Elected officials blasted the New York City Housing Authority this afternoon for not being quick enough to make security upgrades, citing a recent study that indicates many public housing residents don’t feel safe in their own homes. Meanwhile, the authority pointed the finger right back at local politicians.
In July and August, the offices of Borough President Scott M. Stringer, State Senator Daniel Squadron and Assemblyman Brian Kavanagh polled 520 residents at ten public housing developments, including Campos I, Jacob Riis Houses I and II, and the Lilian Wald Houses in the East Village, as well as seven others on the Lower East Side.
According to the report, which can be read below, more than 40 percent of survey respondents said they felt unsafe in staircases; only 45 percent indicated they have lobby doors with working locks; only 49 percent said their building had a working intercom; and 65 percent said not enough is done to prevent trespassing.
“The bottom line here is that even the most basic security is not happening at N.Y.C.H.A.,” Mr. Stringer said today at Seward Park Extension, later adding, “It’s time to fix the damn doors.”
Touching on an ongoing point of contention, nearly 80 percent of respondents who did not have security cameras in their building said they would feel safer if they were added.
In March, Dereese Huff, president of the Campos Plaza Tenant Association, complained that the Housing Authority had yet to outfit the complex’s buildings with $400,000 in surveillance equipment, financed by Councilwoman Rosie Mendez. Months earlier, her friend’s son, Donovan “Keith” Salgado, had been shot to death at the complex.
At today’s event, Ms. Huff said tenants ask her on a daily basis when the cameras are coming. She said the Housing Authority originally told her cameras would be installed in September, but the date has now been pushed back to November. “I don’t feel safe,” Ms. Huff told The Local. “I walk with a hammer.”

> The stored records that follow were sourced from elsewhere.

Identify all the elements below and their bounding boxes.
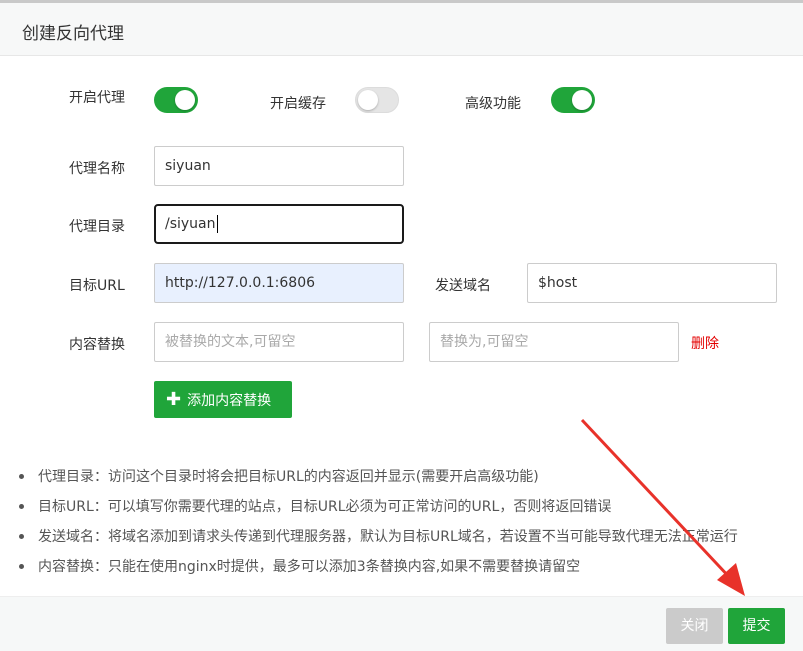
- replace-to-input[interactable]: 替换为,可留空: [429, 322, 679, 362]
- proxy-name-input[interactable]: siyuan: [154, 146, 404, 186]
- send-domain-label: 发送域名: [435, 278, 491, 294]
- target-url-input[interactable]: http://127.0.0.1:6806: [154, 263, 404, 303]
- toggle-knob: [358, 90, 378, 110]
- advanced-toggle[interactable]: [551, 87, 595, 113]
- proxy-dir-value: /siyuan: [165, 216, 216, 232]
- send-domain-input[interactable]: $host: [527, 263, 777, 303]
- toggle-knob: [175, 90, 195, 110]
- create-reverse-proxy-dialog: 创建反向代理 开启代理 开启缓存 高级功能 代理名称 siyuan 代理目录 /…: [0, 0, 803, 651]
- text-caret: [216, 215, 218, 233]
- submit-button[interactable]: 提交: [728, 608, 785, 644]
- add-content-replace-label: 添加内容替换: [187, 393, 272, 409]
- enable-cache-label: 开启缓存: [270, 96, 326, 112]
- help-note: 发送域名：将域名添加到请求头传递到代理服务器，默认为目标URL域名，若设置不当可…: [18, 526, 738, 556]
- enable-proxy-label: 开启代理: [69, 90, 125, 106]
- content-replace-label: 内容替换: [69, 337, 125, 353]
- help-notes-list: 代理目录：访问这个目录时将会把目标URL的内容返回并显示(需要开启高级功能) 目…: [18, 466, 738, 586]
- plus-icon: ✚: [166, 389, 182, 410]
- dialog-header: 创建反向代理: [0, 3, 803, 56]
- delete-replace-link[interactable]: 删除: [691, 333, 719, 353]
- dialog-title: 创建反向代理: [22, 24, 124, 44]
- help-note: 目标URL：可以填写你需要代理的站点，目标URL必须为可正常访问的URL，否则将…: [18, 496, 738, 526]
- dialog-footer: 关闭 提交: [0, 596, 803, 651]
- close-button[interactable]: 关闭: [666, 608, 723, 644]
- enable-proxy-toggle[interactable]: [154, 87, 198, 113]
- toggle-knob: [572, 90, 592, 110]
- replace-from-input[interactable]: 被替换的文本,可留空: [154, 322, 404, 362]
- proxy-name-label: 代理名称: [69, 161, 125, 177]
- proxy-dir-label: 代理目录: [69, 219, 125, 235]
- advanced-label: 高级功能: [465, 96, 521, 112]
- add-content-replace-button[interactable]: ✚ 添加内容替换: [154, 381, 292, 418]
- target-url-label: 目标URL: [69, 278, 125, 294]
- help-note: 代理目录：访问这个目录时将会把目标URL的内容返回并显示(需要开启高级功能): [18, 466, 738, 496]
- enable-cache-toggle[interactable]: [355, 87, 399, 113]
- help-note: 内容替换：只能在使用nginx时提供，最多可以添加3条替换内容,如果不需要替换请…: [18, 556, 738, 586]
- proxy-dir-input[interactable]: /siyuan: [154, 204, 404, 244]
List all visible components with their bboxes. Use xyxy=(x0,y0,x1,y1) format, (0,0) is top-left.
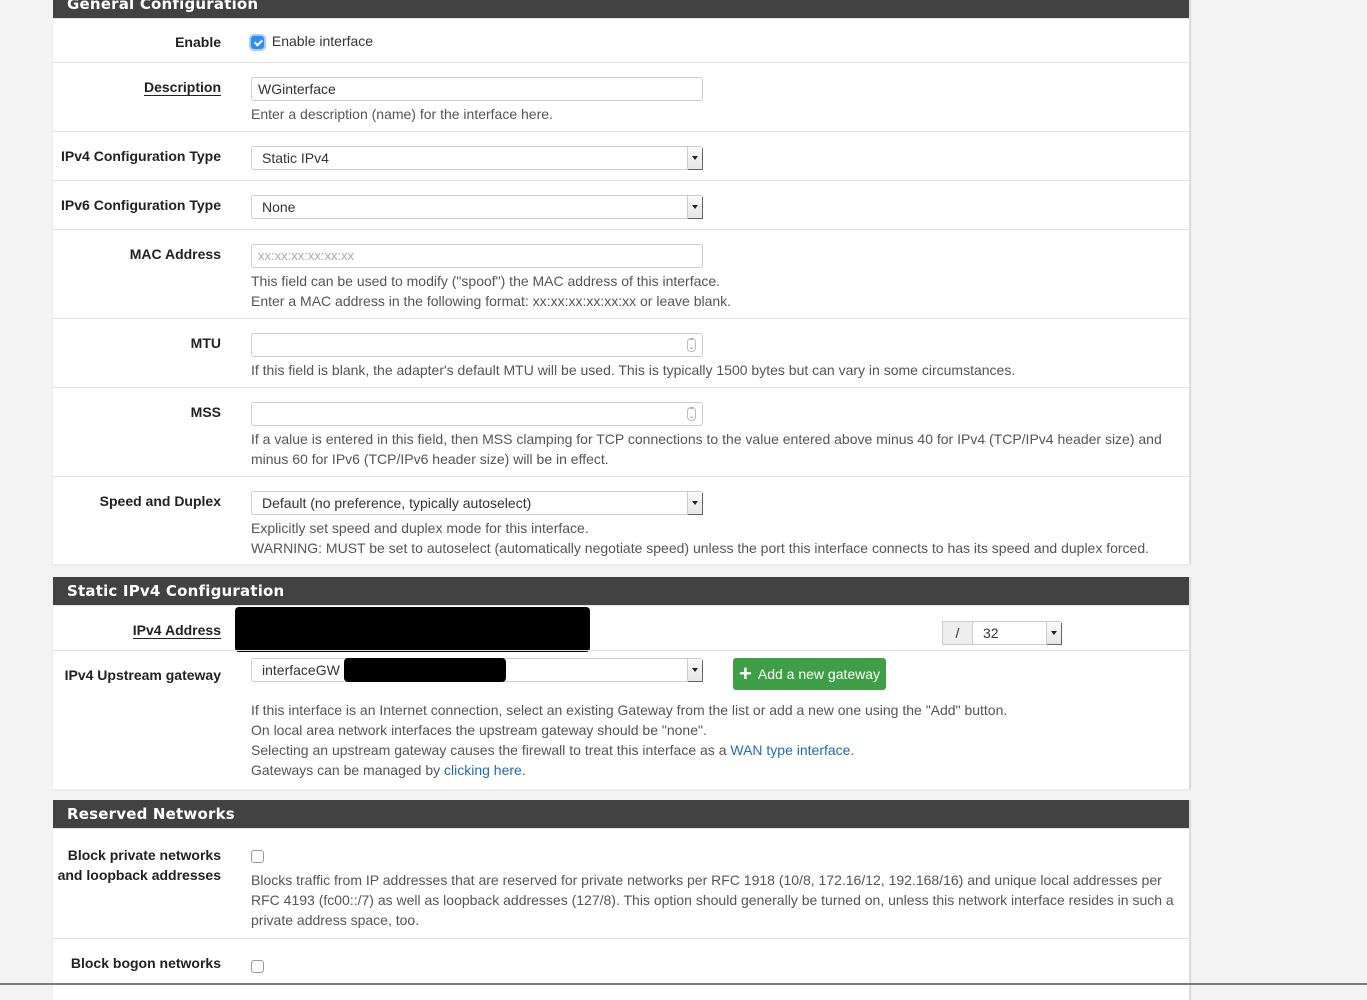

Last month, Councilwoman Rosie Mendez said during a press conference that the cameras would begin to be installed at Campos this fall. Ms. Mendez told The Lo-Down that cameras had already been installed at Jacob Riis Houses, but more funding is needed for the Baruch Houses.
A resident of a Bronx housing development told New York magazine last month that he was so fed up with the lack of cameras that he installed some of his own.
The Authority said in a statement that since the beginning of this year, it has had “a comprehensive strategy in place” that includes more cameras, wireless key cards, and “modern” intercom systems.
“Approximately 85 developments, of which 12 are located in the Lower East Side, will receive cameras and enhanced security features by the end of 2013,” read the statement, which went on to lay blame on local politicians. “NYCHA can only install these security measures in developments where elected officials have allocated discretionary funding. Neither Assemblyman Kavanagh nor State Senator Squadron has allocated funding for this. Borough President Stringer has allocated only marginal funding for the Baruch Houses.”
A representative for Mr. Squadron said the state senator had allocated $750,000 dollars for security cameras in his district, but that the funds has been blocked for nearly two years by the state senate’s Republican majority.
Mr. Kavanagh said the Housing Authority wasn’t doing enough with its existing budget. “Elected officials who have managed to ‘earmark’ funds for particular security features in buildings in their districts should be congratulated for attempting to assist N.Y.C.H.A. with meeting its basic obligations, but such one-shot allocations are no way to fund core services.”
In an e-mail to The Local, he later continued, “While we understand that the management of the Housing Authority has had a hard time lately, I simply can’t imagine that they believe that ensuring that there’s a working lock on the front door of every building where tenants live, and providing other standard security features, are ‘discretionary’ aspects of NYCHA’s mission.”
Mr. Kavanagh went on to complain, as did the report, that due to agreement made in 1995, the Housing Authority pays the Police Department in excess of $70 million a year as compensation for “above baseline” services, and yet Housing Bureau officers are often diverted to other causes such as Occupy Wall Street. It goes on to recommend that the city renegotiate the arrangement by which the authority uses its Housing and Urban Development subsidy to reimburse policing.
Almost half of the survey respondents said the police presence in their buildings is not adequate.
The survey comes on the heels of a recent Daily News report that the Housing Authority has spent only about a fifth of the $1.2 billion it has received, from 2009 through this year, to modernize its developments.
Last month, Ms. Mendez criticized the report as a “one-sided story.”
Report Protecting NYCHA Communities Squadron Stringer Kavanagh
This post was revised to include comment from State Assemblyman Brian Kavanagh, who was misidentified as Patrick in the original version. That error has been corrected.